Although the policy recommended by the Joint Chiefs of Staff and accepted by him is a considerable pullback from his campaign promise to lift the ban entirely on homosexuals serving in the armed forces, Clinton couched his acceptance of it in terms of a welding of "principle and practicality" in the face of stiff opposition in the military and in Congress to lifting the ban.
While citing studies that he said indicated no past damage to military "unit cohesion" by the presence of gays in uniform, Clinton nevertheless bowed to the stated fears of military and some congressional leaders, such as Sen. Sam Nunn, by obliging gays to keep their sexual preference to themselves or invite "a rebuttable presumption" of misconduct.

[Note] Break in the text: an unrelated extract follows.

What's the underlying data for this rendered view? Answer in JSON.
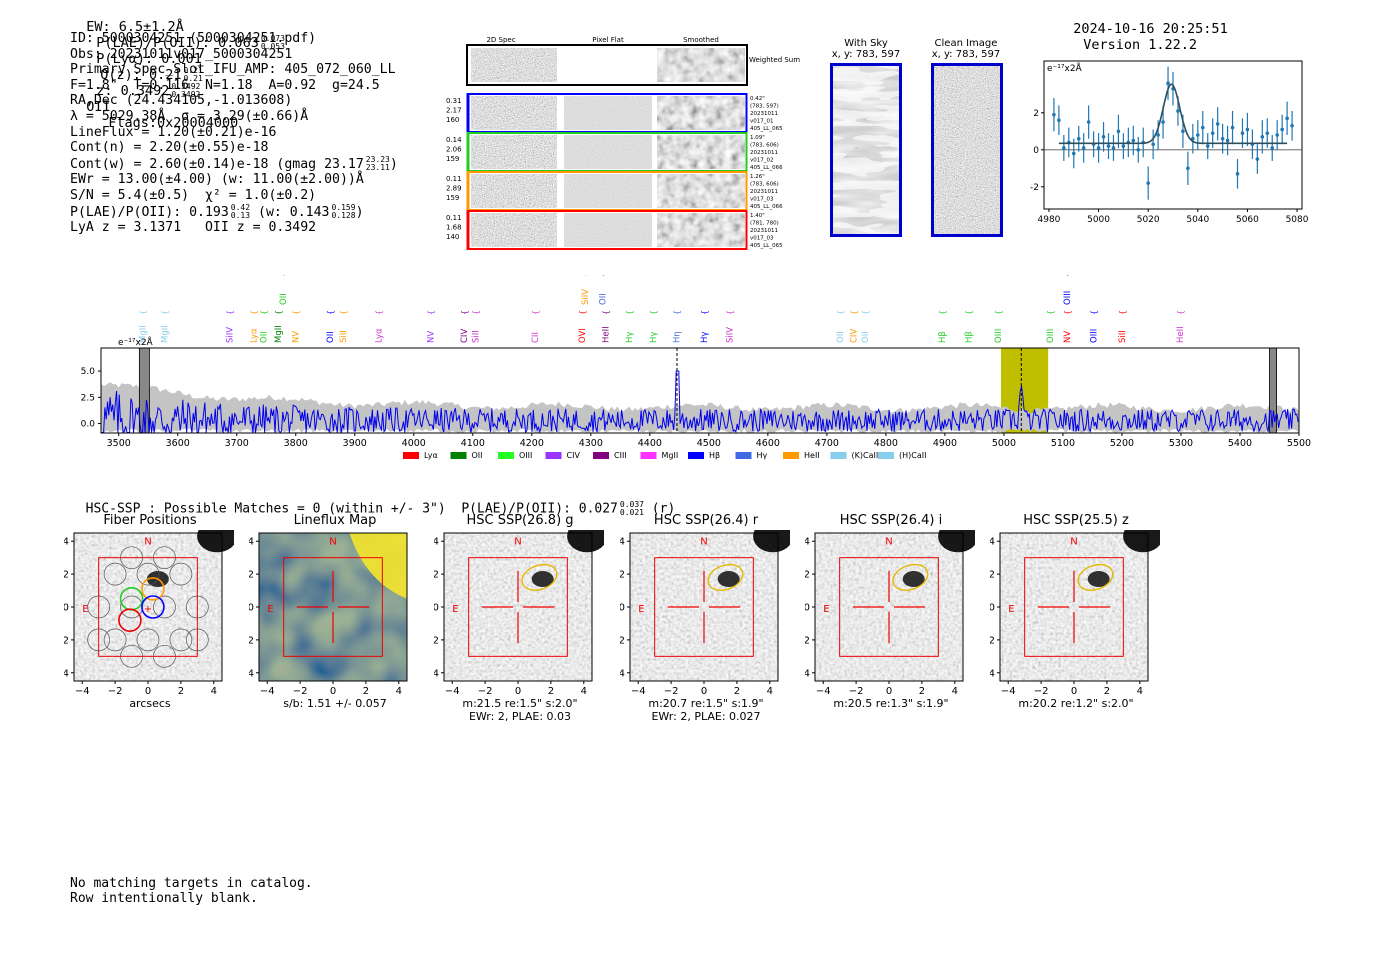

At the time Clinton announced his intention to lift the ban, he stipulated his view that behavior should be the yardstick by which any member of the armed forces should be judged under the uniform code of military conduct. He repeated that position in disclosing the new policy. But the critical issue is what constitutes misconduct; most gays who believe their lifestyle is legitimate and straights who see it as aberrational are worlds apart on the matter.
Once again Bill Clinton has found it necessary to trim back a campaign position to accommodate the political realities. He learned from Nunn almost at the outset of the debate that if he tried to railroad a complete lifting of the ban through, Congress would reverse him so emphatically that any veto attempt would be overridden. With this policy, the president hopes to avoid that circumstance, but it is far from clear that Congress won't reject even this compromise.
The new policy amounts essentially to the interim plan that went into effect when Clinton first announced his intention to lift the ban and called on Secretary of Defense Les Aspin, in conjunction with the Joint Chiefs of Staff, to produce a report on how to implement it. Recruits are not asked about their sexual preference and can continue to serve as long as they are not guilty of misconduct.
But the latest refinement says that if, once in uniform, they acknowledge they are gay, that will be cause to discharge them, with the caveat that they will have an opportunity to take issue with the "presumption" that by being gay, they will violate the military code of conduct in their personal lives.
By specifically declaring that any "unsuitable conduct" committed "at all times in all places" will be cause for discharge, the new policy seems to reject the compromise proposal of Democratic Rep. Barney Frank, one of Congress' two avowed homosexuals, that would have permitted gays to pursue the gay social lifestyle publicly off base.
However, the Associated Press has quoted White House officials as saying gays could patronize gay bars or take part in gay marches as long as they did not engage in public displays of affection toward members of their own sex.
Clinton in his speech to senior military officers called the policy "a real step forward" but he was well aware that it constituted a retreat from his earlier more categorical position against the ban on gays.
He cast his decision in terms that will appeal to many outside the gay community -- that while "as president of all the American people, I am pledged to protect and promote individual rights . . . as commander-in-chief, I am pledged to protect and advance our security."
And he made a point of saying he was defending individual, not group, rights -- a way of saying he was not siding with any of the gay protest groups whose tactics cause discomfort to many heterosexual Americans.
But once again the president finds himself caught between ambitious and categorical campaign rhetoric and the hard reality of governing, and having to roll back.
In the current climate of doubt about his leadership, he may not benefit much from striking a compromise -- though compromise is said to be the prime art of politics.